それと、続けることは強い。歌集を出してきた同い年くらいの人たちは、もう10年以上くらいは活動を続けていると思う。能力や才能の有無以前に、続けていなかったら土俵に立てない。続けていることが力になる。この日記もできるだけ続けてみたい。

 

 

心臓を心臓めがけ投げ込むとぴったり抱きしめられる雪の日

 

ぜんぜん今は雪の日じゃなくて夏の日なんだけど、いいと思った歌です。

 

ブローチの歌と考え過ぎないことについて

 

純粋に、みつけられたい ブローチをつけて貰うとき 胸を張る

(谷川由里子 『サワーマッシュ』より)

 

 

漫画家の東村アキコが、なぜそんなに筆が早いのかと聞かれてテレビで「考えて描くのも考えて描かないのも大体同じだから考えないで描く」みたいなことを言っていて、まあこの人は美大卒だしもともとのデッサン量がすごいから考えないで描ける域に到達しているのだなと思ったのだけど、生活も同じで、何かの結果というのは短期的には、考えや努力:自分でどうしようもない外部要因=3:7くらいなんじゃないかと思う。

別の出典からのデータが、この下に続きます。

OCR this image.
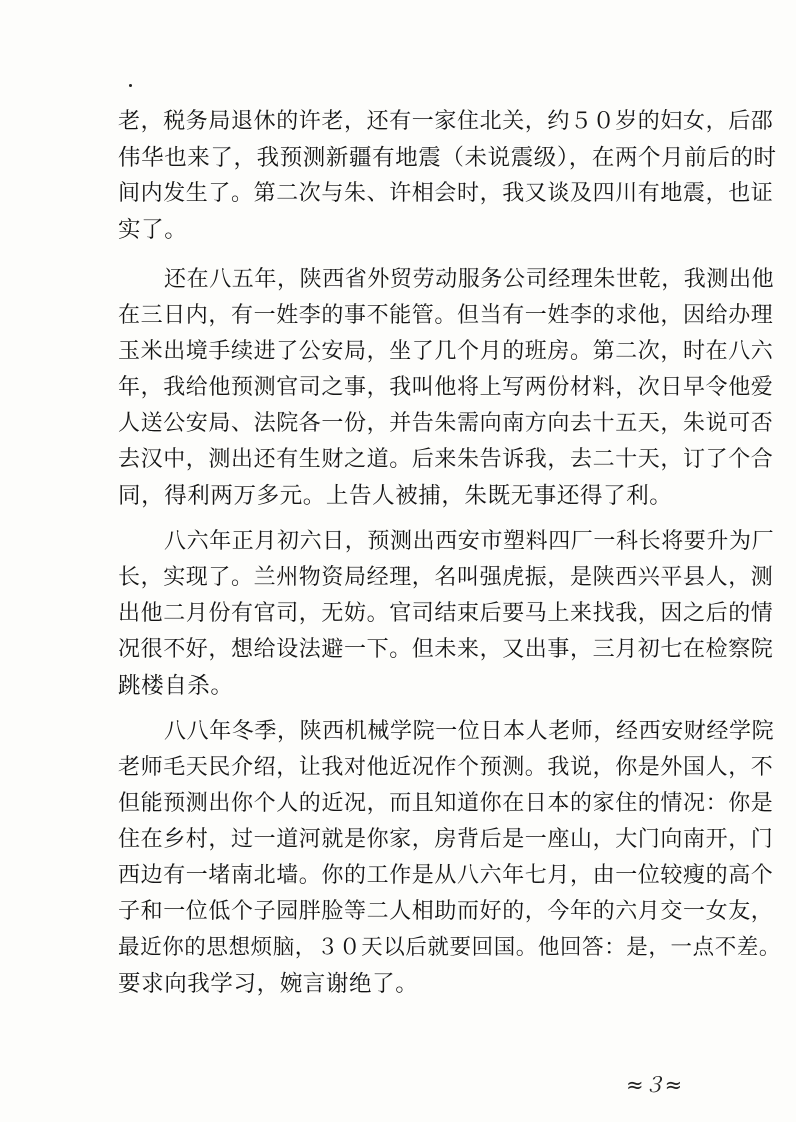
老，税务局退休的许老，还有一家住北关，约５０岁的妇女，后邵
伟华也来了，我预测新疆有地震（未说震级），在两个月前后的时
间内发生了。第二次与朱、许相会时，我又谈及四川有地震，也证
实了。
还在八五年，陕西省外贸劳动服务公司经理朱世乾，我测出他
在三日内，有一姓李的事不能管。但当有一姓李的求他，因给办理
玉米出境手续进了公安局，坐了几个月的班房。第二次，时在八六
年，我给他预测官司之事，我叫他将上写两份材料，次日早令他爱
人送公安局、法院各一份，并告朱需向南方向去十五天，朱说可否
去汉中，测出还有生财之道。后来朱告诉我，去二十天，订了个合
同，得利两万多元。上告人被捕，朱既无事还得了利。
八六年正月初六日，预测出西安市塑料四厂一科长将要升为厂
长，实现了。兰州物资局经理，名叫强虎振，是陕西兴平县人，测
出他二月份有官司，无妨。官司结束后要马上来找我，因之后的情
况很不好，想给设法避一下。但未来，又出事，三月初七在检察院
跳楼自杀。
八八年冬季，陕西机械学院一位日本人老师，经西安财经学院
老师毛天民介绍，让我对他近况作个预测。我说，你是外国人，不
但能预测出你个人的近况，而且知道你在日本的家住的情况：你是
住在乡村，过一道河就是你家，房背后是一座山，大门向南开，门
西边有一堵南北墙。你的工作是从八六年七月，由一位较瘦的高个
子和一位低个子园胖脸等二人相助而好的，今年的六月交一女友，
最近你的思想烦脑，３０天以后就要回国。他回答：是，一点不差。
要求向我学习，婉言谢绝了。
≈３≈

長期的には考えや努力が実を結ぶ(こともある)んだけど、日々は大体は外部要因なんだから、あんまり長いこと考えてもしかたないっていうか。

私が心配性で考え過ぎて動けなくなるからこう考える。

 

学生時代に比べて自由に使える時間が全然なくて、まじで10分以内に書かないと手が止まってしまって続かないし時間ももったいないから、とりあえず書く。

 

 

純粋に、みつけられたい ブローチをつけて貰うとき 胸を張る

 

純粋に、みつけられたい。みつけられたい。でももっとだいじなのは、たぶん胸を張ることのほうだ。